Don't get me wrong, If hating Microslop was an Olympic sport I'd be on the podium every 4 years, but Win 95, XP, and 7 were functional, usable and stable OS's. 8 got a lot of flak for it's horrible UI changes, but under the hood it was actually a big improvement to 7.
It's been steadily downhill since 7 though. Integration of spyware got it's foothold in 8 and now that we are at 11, you've got a completely spyware ridden OS, and then on top of that, basic things like context menus, audio drivers, screenshot tools, and connecting monitors to laptops is broken.
Many of these issues were ironically the same issues that stopped me from running Ubuntu Dapper Drake when I first installed it. It's just an unacceptably bad product from Microsoft, and if businesses weren't vendor locked (specifically the business I work for) I'd never even look at it, much like I don't look at Lotus or Corel products.
8 and 8.1 were two full different releases as well. 8.1 was much better than 8.
The Kernel Version Numbers are a better hint at what is going on than the marketing releases.
Windows 2000 NT5, XP NT 5.1
Vista NT6, 7 NT6.1, 8 NT6.2, 8.1 NT6.3
> If hating Microslop was an Olympic sport I'd be on the podium every 4 years,
To be fair, I agree they are overdue for a truly awful release.
I mean, there was Windows Me and then 7 years later Windows Vista.
Those were truly Gold medal awful podium releases.
Even with Windows 11 I don't think we've hit that level in the cycle just yet.

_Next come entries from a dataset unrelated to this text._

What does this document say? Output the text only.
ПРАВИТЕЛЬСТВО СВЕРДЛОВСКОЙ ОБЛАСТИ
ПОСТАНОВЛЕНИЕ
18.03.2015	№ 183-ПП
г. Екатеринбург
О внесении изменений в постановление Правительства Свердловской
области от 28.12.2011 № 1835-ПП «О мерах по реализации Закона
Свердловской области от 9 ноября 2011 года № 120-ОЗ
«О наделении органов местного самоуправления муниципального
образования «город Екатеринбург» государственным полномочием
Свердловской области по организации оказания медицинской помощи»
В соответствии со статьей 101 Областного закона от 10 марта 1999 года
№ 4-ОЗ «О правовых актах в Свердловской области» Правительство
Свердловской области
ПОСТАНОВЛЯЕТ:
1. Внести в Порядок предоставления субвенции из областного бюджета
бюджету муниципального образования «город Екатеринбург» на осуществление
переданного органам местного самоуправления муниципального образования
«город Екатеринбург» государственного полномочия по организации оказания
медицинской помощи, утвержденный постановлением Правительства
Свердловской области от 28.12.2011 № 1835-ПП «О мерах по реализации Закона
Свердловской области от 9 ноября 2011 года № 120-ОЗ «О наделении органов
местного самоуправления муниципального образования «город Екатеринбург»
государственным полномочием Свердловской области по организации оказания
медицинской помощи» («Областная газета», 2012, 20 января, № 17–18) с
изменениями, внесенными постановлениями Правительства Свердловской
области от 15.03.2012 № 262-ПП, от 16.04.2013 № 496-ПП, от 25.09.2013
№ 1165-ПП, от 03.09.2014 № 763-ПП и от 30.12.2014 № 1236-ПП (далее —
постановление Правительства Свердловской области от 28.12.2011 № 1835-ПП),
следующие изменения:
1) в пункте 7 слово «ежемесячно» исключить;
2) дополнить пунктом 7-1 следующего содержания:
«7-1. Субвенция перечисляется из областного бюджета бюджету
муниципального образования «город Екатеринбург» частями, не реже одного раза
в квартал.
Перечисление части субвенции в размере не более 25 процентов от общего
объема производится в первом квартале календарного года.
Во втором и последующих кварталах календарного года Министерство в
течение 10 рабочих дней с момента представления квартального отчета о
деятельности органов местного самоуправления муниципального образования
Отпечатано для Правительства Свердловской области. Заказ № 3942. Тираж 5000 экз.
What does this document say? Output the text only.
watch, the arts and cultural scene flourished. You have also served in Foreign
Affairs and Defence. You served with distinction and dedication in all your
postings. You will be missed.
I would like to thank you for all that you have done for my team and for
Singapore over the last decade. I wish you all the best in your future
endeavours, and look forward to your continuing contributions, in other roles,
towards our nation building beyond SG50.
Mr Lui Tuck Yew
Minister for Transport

Windows 7 was effectively just vista but enough time had passed that the required hardware to run it was easy to get a hold of.
The biggest problem with Vista is you had a lot of Windows XP computers running happily on 256 and 512MB of ram. That made updating to Vista REALLY painful to a lot of people.
I think people forget about how little resources 95, 98, and XP needed to run.
XP was also criticized for being a hog when it first came out. People viewed Windows 2000 as being the good windows right up until memory became more abundant. You couldn't run XP on a machine with 64MB of ram, but you could run windows ME and 98 on that same machine.